Rarely has a single individual been so closely identified with and intertwined with a company’s fortunes as has Jobs. He is Apple. His vision and creativity spawned many successes (and failures!) over the years, but no one could ever say that he was unwilling to take a chance, to throw the dice.

Sony’s founder Akio Morita supposedly put his reputation on the line and promised to resign if the Walkman wasn’t a success in 1979, but that was arguably not as great an electronics culture-changer as the iPod/iPhone/iPad revolution that began in 2002.

Apple’s rise from near-bankruptcy in the late 1990’s to its position today as the company with the largest market capitalization, more cash reserves than the US government, and by far the greatest sales/sq ft of floor space of any retail company ever is unprecedented in business history.

But most importantly, Apple has become an invaluable American national asset.

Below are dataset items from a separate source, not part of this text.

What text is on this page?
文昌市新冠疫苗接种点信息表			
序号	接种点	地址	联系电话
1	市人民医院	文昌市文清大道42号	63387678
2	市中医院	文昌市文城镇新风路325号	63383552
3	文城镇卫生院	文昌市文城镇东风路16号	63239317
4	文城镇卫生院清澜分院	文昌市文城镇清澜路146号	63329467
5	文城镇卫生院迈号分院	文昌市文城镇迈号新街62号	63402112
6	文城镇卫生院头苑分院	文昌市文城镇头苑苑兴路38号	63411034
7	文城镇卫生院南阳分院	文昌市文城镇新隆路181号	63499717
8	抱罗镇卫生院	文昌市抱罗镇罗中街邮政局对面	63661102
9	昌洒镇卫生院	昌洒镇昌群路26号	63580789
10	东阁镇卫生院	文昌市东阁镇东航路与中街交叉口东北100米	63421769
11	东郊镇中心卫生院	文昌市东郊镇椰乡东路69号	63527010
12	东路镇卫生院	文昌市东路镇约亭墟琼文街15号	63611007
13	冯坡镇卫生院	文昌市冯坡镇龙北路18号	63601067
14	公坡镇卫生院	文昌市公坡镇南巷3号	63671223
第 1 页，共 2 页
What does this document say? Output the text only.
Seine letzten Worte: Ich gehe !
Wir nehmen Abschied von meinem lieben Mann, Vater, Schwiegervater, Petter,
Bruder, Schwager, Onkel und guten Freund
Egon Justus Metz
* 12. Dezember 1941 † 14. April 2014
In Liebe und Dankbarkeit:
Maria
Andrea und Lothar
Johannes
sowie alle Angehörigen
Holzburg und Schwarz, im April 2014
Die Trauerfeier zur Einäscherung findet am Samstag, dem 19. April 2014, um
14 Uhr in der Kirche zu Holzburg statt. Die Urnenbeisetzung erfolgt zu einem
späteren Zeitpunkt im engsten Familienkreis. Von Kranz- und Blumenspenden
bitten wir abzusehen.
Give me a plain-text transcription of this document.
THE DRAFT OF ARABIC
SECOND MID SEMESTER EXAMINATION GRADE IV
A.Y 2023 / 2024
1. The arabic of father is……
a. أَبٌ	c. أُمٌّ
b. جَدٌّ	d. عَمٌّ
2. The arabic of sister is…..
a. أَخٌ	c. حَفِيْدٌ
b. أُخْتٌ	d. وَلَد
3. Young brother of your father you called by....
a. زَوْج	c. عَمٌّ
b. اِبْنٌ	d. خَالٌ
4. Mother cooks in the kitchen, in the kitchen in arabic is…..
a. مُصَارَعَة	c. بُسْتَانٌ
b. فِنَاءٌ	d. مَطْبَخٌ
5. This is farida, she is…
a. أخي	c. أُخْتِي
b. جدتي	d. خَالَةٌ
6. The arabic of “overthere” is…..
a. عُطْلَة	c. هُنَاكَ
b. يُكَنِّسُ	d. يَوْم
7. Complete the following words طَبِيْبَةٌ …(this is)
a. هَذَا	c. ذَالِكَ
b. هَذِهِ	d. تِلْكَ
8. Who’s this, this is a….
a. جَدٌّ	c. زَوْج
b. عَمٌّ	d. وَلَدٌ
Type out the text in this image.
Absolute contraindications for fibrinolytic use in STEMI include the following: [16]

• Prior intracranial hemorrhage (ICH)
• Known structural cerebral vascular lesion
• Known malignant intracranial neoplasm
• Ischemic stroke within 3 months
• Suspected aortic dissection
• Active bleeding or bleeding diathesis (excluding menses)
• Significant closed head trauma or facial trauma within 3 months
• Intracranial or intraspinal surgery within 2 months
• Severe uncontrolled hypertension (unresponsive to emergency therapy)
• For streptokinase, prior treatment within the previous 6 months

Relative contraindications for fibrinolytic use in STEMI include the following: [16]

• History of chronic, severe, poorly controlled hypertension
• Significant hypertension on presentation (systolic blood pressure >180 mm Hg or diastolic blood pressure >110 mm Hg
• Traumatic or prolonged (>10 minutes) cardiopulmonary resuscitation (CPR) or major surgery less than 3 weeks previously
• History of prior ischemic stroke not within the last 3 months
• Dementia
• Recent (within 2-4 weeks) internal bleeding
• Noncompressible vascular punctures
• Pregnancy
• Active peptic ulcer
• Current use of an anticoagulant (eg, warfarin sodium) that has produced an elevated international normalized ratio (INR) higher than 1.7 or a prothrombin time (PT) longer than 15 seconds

Its financial importance to our economy and our indigenous technology reputation and image is so central to the well-being of our country that past emotional PC vs Mac “feuds” and adolescent rooting interests by PC-aficionados against the “arrogance” of Steve Jobs are not only no longer relevant, they’re outright damaging to our national economic interests.

Apple’s vision and innovation are driving the future of consumer electronics and fundamentally changing the manner in which people send and receive information, personal communications and entertainment. Their “i” products have ushered in the future, and nothing will ever be the same again. Samsung, HP, Dell, RIM, Sony et al are merely scrambling to not miss the bus.

The US economy, our technology employment/research base, our national reputation, and our standard of living will suffer a tremendous setback if Jobs’ departure results in a crippling blow to Apple.

Our politicians in DC need to understand the central importance to our country of a company like Apple. Successful corporations are not the “enemy.” They’re the backbone of the country.